The Film Institute is perfectly aware of the problems these developments have created in Cuba itself, including various anomalies, like the fact that the fellow on the street corner selling pirated DVDs is legally self-employed, but the independent film-maker is not — although that doesn’t make them illegal. According to one source, Cuba now has around a hundred independent ‘production houses’, which are tolerated without being legal entities. Like the private movie salons — until a few weeks ago when the authorities decided they’re illegal, because they charge admission without paying rights or getting approval to screen the films they show. The issue is now under review, but the independent film-makers are in any case on safer ground, and their legal recognition is in process of being drawn up.

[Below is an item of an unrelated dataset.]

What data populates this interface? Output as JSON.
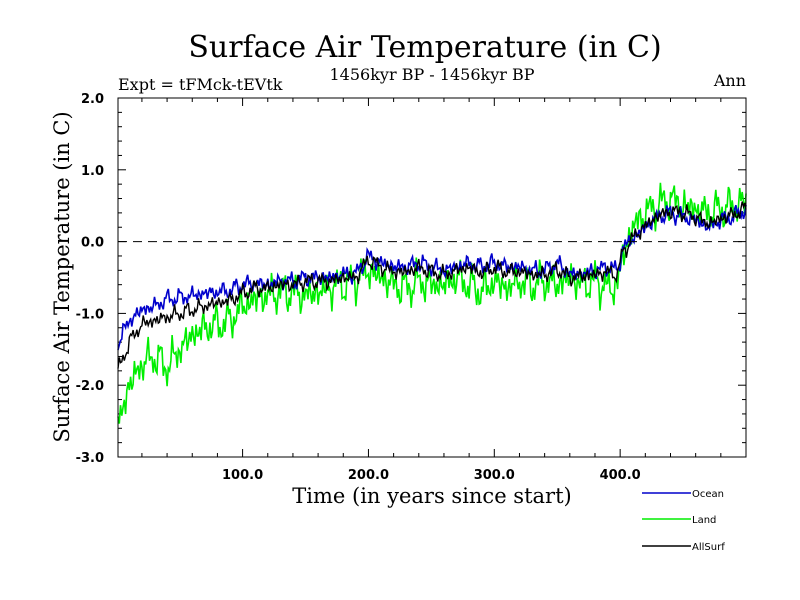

This is the result of a remarkable series of events earlier this year, when the Culture Minister, Rafael Bernal, just over a year in the job at the time, announced that the ICAIC is to be ‘restructured’ — a euphemism for slimming down, in line with reforms across the state-owned economy. The announcement immediately prompted an open meeting of filmmakers, attended by members of the Film Institute and independents alike, who gathered on 4th May at the Institute’s cultural centre, Fresa y Chocolate (named after the film by Tomás Gutiérrez Alea, one of Guevara’s top ten), where they elected an action committee, quickly dubbed the group of 20 (or g20 with a small g, to distinguish it from the big G20). By all accounts it was an extraordinary moment: the first time that Cuban filmmakers of all generations, old and young, members of the Institute and independents, have assembled together to discuss a series of problems which have been troubling them for several years. At previous moments of institutional crisis this kind of response has taken place privately, behind closed doors, with very little said to outsiders. This time it’s more open, I’ve had several conversations about it with people involved, and the documentation is on the internet.

Everyone agrees that the Institute’s operations need to be overhauled, and it now has a new President, Roberto Smith de Castro, a Vice President of the Institute since 2002, to oversee the changes. The official commission and the action committee are working together on a series of proposals, not all of them compatible with each other, but they’re not rushing it. They know that there are no quick fixes. But this is in line with the process of reform being undertaken by the Cuban state under Raúl Castro. Perhaps the most pertinent comment about this process that I heard was a remark made in conversation afterwards by one of the other seminar panelists, Ignacio Ramonet. The author of a book of interviews with Fidel Castro about his life and a renowned and astute observer of Latin America, Ramonet explained the fragility of this moment in Cuba’s trajectory by citing a remark of de Tocqueville’s to the effect that the most critical moment for a government is when it begins to reform. The implication was that the Cuban Government knows this, and is resolved not to lose control, but it’s also a warning. Actually de Tocqueville wrote ‘the most dangerous moment for a bad government…’, and this is exactly what’s at issue: it’s a big ask, but if the reforms can be managed without loss of control — and without sacrificing the fundamental principles of social justice — then history will not judge this to have been a bad government. Meanwhile, let the cameras continue to roll!